From a random sample of 87 us adults with no more than a high school education that mean weekly income is 678 with a sample standard deviation of 197 from another random sample of 73 us adults with no more than a bachelor's degree the mean weekly income is 1837 with a standard deviation of $328 construct pain 95% confidence interval for the mean difference in the weekly income levels between us adults with no more than a high-school diploma and those with no more than a bachelor's degree there are a hundred 13 degrees of freedom in the appropriate probability distribution

Answer 1

Answer:

So on this case the 95% confidence interval would be given by $-1235.756 \leq \mu_1 -\mu_2 \leq -1072.245$. So we can conclude that we have a significant difference, with the mean of population two higher than the mean for the population 1, because the interval just contains negative values.  

Step-by-step explanation:

Notation and previous concepts

$n_1 =87$ represent the sample of us adults with no more than a high school education

$n_2 =73$ represent the sample of us adults with no more than a bachelor's degree

$\bar x_1 =678$ represent the mean sample of us adults with no more than a high school education

$\bar x_2 =1837$ represent the mean sample of us adults with no more than a bachelor's degree

$s_1 =197$ represent the sample deviation of us adults with no more than a high school education

$s_2 =328$ represent the sample deviation of us adults with no more than a bachelor's degree

$\alpha=0.05$ represent the significance level

Confidence =95% or 0.95

The confidence interval for the difference of means is given by the following formula:  

$(\bar X_1 -\bar X_2) \pm t_{\alpha/2}\sqrt{(\frac{s^2_1}{n_s}+\frac{s^2_2}{n_s})}$ (1)  

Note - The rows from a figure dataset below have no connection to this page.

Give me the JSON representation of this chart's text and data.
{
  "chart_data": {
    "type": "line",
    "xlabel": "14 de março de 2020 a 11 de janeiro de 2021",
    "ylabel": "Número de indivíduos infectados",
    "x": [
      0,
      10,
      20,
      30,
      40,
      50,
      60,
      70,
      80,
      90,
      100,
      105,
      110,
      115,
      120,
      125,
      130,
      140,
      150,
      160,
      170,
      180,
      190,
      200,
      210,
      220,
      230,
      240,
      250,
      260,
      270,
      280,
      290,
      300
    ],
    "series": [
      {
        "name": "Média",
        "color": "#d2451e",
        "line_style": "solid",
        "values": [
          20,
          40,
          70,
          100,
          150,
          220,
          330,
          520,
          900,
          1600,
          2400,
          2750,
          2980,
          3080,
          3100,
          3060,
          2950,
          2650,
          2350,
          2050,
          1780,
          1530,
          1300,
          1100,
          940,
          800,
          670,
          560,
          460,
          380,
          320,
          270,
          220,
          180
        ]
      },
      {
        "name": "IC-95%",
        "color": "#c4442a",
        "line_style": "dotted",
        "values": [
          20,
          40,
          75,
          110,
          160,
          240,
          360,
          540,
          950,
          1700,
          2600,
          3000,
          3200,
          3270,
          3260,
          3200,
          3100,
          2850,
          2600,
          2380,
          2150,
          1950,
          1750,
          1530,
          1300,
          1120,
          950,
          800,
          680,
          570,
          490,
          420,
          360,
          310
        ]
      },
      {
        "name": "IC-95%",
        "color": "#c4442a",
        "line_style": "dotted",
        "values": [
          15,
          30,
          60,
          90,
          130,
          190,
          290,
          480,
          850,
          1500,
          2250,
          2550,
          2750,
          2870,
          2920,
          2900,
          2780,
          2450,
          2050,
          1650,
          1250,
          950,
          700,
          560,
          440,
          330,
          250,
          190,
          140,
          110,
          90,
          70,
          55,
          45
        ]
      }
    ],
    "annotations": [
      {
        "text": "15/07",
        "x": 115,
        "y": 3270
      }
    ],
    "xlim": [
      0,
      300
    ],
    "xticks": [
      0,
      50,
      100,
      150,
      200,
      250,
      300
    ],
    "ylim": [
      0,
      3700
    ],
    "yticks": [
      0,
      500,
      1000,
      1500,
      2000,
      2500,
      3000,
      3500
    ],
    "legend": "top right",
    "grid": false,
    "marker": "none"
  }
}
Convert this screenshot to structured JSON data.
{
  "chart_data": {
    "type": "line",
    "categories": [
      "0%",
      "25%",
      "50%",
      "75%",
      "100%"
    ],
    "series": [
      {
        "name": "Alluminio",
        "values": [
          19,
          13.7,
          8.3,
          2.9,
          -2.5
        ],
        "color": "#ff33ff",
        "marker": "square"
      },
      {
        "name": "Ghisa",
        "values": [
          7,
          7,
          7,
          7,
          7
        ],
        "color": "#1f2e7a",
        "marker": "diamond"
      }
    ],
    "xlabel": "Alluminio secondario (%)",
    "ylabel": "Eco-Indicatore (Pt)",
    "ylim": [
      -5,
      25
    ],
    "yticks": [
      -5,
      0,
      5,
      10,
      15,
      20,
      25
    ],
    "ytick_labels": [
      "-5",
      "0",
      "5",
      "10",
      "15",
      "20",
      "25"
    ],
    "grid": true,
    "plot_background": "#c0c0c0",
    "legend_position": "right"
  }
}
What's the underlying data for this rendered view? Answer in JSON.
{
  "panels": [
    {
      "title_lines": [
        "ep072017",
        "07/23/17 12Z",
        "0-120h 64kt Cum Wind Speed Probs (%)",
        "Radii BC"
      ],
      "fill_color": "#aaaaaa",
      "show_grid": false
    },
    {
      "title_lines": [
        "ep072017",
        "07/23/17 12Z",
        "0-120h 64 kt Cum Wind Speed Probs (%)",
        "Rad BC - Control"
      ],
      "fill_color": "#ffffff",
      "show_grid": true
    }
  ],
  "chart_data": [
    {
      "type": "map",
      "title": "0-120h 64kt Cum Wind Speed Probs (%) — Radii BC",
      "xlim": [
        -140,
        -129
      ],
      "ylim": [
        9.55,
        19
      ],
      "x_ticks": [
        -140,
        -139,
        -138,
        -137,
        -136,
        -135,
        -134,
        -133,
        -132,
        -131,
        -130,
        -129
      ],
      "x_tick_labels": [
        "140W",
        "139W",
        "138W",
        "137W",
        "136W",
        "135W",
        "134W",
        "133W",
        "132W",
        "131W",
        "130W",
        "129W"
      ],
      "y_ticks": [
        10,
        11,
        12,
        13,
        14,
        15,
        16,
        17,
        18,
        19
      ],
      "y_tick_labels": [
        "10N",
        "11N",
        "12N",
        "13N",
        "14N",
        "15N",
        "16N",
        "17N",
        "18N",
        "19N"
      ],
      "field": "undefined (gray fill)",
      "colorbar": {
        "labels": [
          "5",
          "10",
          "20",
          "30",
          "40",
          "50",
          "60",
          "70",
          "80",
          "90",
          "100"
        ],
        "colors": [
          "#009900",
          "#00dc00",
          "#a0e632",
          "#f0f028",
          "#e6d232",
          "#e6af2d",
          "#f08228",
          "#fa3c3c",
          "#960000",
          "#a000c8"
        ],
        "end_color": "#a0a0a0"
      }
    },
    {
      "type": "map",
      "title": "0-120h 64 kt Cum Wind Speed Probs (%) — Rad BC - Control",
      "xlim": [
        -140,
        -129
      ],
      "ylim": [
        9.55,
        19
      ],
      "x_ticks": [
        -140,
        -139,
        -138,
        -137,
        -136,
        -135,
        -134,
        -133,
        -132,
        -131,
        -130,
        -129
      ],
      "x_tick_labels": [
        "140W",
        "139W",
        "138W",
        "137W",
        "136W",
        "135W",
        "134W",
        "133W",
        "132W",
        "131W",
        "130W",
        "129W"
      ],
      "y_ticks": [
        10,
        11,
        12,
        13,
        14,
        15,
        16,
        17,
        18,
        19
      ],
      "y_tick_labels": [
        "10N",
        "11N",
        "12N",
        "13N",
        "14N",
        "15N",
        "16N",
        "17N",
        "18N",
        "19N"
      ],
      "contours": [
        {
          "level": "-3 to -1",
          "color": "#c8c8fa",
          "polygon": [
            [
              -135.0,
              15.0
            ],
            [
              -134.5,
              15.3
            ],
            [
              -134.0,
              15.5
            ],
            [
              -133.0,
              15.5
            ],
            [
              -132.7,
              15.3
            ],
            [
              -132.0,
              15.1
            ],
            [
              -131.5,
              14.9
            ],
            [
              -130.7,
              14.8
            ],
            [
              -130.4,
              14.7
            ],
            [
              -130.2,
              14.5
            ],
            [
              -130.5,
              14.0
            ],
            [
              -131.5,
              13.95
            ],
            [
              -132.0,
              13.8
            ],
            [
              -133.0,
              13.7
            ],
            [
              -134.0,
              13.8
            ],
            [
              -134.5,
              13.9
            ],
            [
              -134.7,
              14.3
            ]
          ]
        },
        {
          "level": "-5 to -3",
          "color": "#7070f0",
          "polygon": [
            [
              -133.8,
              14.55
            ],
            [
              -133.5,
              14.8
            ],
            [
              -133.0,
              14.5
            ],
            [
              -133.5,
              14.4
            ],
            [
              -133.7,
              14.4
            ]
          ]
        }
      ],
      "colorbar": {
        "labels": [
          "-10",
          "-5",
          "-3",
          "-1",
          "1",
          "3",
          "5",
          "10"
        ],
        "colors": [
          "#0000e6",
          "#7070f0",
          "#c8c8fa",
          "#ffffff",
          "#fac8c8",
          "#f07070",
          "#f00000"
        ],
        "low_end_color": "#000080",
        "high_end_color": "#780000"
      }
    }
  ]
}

The point of estimate for $\mu_1 -\mu_2$ is just given by:  

$\bar X_1 -\bar X_2 =678-1837=-1159$  

The appropiate degrees of freedom are $df=n_1+ n_2 -2=158$

Since the Confidence is 0.95 or 95%, the value of $\alpha=0.05$ and $\alpha/2 =0.025$, and we can use excel, a calculator or a table to find the critical value. The excel command would be: "=-T.INV(0.025,158)".And we see that $t_{\alpha/2}=1.98$  

The standard error is given by the following formula:  

$SE=\sqrt{(\frac{s^2_1}{n_s}+\frac{s^2_2}{n_s})}$  

And replacing we have:  

$SE=\sqrt{(\frac{197^2}{87}+\frac{328^2}{73})}=43.816$  

Confidence interval  

Now we have everything in order to replace into formula (1):  

$-1159-1.98\sqrt{(\frac{197^2}{87}+\frac{328^2}{73})}=-1235.756$  

$-1159+1.98\sqrt{(\frac{197^2}{87}+\frac{328^2}{73})}=-1072.245$  

So on this case the 95% confidence interval would be given by $-1235.756 \leq \mu_1 -\mu_2 \leq -1072.245$. So we can conclude that we have a significant difference with the mean of population two higher than the mean for the population 1, because the interval contains just negative values.